4

I'm using App Engine with the eventually-consistent High Replication Data Store. I'm also using sharded counters.

When I query for all of the shards and sum them up, can I assume the counts are strongly consistent? That is, will the below code return an accurate sum of my shard counts?

sum = 0
for counter in Counter.all():
    sum += counter.count
Andrew F
  • 595
  • 1
  • 3
  • 16
  • 1
    not exactly an answer, but you know you could just do `my_sum=sum(counter.count for counter in Counter.all())`, and of course calling a variable `sum` is asking for problems. – hochl Apr 20 '12 at 09:17
  • Good point, forgot about that. – Andrew F Apr 20 '12 at 17:23

4 Answers4

4

No.
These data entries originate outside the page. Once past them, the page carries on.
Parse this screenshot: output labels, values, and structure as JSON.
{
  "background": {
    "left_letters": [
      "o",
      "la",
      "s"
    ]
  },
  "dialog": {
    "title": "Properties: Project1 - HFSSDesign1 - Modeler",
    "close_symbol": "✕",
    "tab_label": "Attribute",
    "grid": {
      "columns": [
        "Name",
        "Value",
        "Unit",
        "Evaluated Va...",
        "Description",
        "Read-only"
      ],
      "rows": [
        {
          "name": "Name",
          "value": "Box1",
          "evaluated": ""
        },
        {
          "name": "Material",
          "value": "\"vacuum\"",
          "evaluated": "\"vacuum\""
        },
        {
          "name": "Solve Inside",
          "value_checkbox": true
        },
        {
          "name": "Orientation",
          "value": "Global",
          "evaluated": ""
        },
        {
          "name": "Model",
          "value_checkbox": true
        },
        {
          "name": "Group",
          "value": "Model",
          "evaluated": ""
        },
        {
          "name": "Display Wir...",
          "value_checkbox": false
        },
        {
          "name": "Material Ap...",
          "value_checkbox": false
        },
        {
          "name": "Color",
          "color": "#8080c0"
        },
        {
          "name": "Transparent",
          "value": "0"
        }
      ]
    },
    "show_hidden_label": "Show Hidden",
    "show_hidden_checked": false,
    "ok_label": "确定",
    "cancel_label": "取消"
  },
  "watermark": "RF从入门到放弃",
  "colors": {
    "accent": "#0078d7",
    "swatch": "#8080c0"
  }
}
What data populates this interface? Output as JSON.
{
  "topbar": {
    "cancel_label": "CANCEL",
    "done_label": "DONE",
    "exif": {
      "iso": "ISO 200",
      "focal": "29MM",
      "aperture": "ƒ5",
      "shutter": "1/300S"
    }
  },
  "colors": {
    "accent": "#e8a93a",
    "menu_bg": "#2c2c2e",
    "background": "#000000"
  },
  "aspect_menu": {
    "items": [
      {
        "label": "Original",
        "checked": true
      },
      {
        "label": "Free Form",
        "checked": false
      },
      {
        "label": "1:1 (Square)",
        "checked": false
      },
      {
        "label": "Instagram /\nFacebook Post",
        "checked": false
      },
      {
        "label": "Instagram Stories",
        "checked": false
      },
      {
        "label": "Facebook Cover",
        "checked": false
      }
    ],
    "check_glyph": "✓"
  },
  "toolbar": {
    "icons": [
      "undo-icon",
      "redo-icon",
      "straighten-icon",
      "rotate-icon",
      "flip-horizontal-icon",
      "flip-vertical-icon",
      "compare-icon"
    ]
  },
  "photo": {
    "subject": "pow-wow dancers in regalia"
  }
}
Even fetching by key, you cannot rely on a strongly consistent count (though it will be more up to date than it would otherwise). Batch get operations are not transactional, so one of the shards could be updated while you are fetching them.

Asking for strong consistency here is kind of meaningless, however. First, in a distributed system like App Engine, simultaneity is a fuzzy concept at the best of times - synchronization requires coordination, which creates bottlenecks. Second, even if you could get a transactional sum of the counter values, it'd be out of date the moment you fetched it, since the counters can be updated immediately after you read them anyway.

Nick Johnson
  • 100,655
  • 16
  • 128
  • 198
2

If you want to create strongly consistent sharded counters, you should use keys, not queries.

#for getting
total = 0
shard_keys = []
for i in range(20): #20 shards
    key_name = shard + str(i)
    shard_keys.append(db.Key.from_path('Counter', key_name))
counters = db.get(shard_keys)
for counter in counters:
    if counter:
        total += counter.count

#for incrementing a shard
import random
key_name = 'shard' + str(int(random.random()*20)) #choose a random shard
counter = Counter.get_by_key_name(key_name) #try to retrieve from datastore
if not counter:
    counter = Counter(key_name=key_name) #shard doesn't exist, create one
counter.count += 1
db.put(counter)

Perform the incrementing within a transaction to ensure consistency.

Albert
  • 3,611
  • 3
  • 28
  • 52
0

Queries are eventually consistent in HRD, so you can not be sure that entities you get via query are updated. If query depends on the entity property that is being updated, than query might not even find the entity.

Peter Knego
  • 79,991
  • 11
  • 123
  • 154
0

You can increase the probability that the sharded counter totals current state, but you cannot (as best I know) get that probability to 100%.

stevep
  • 959
  • 5
  • 8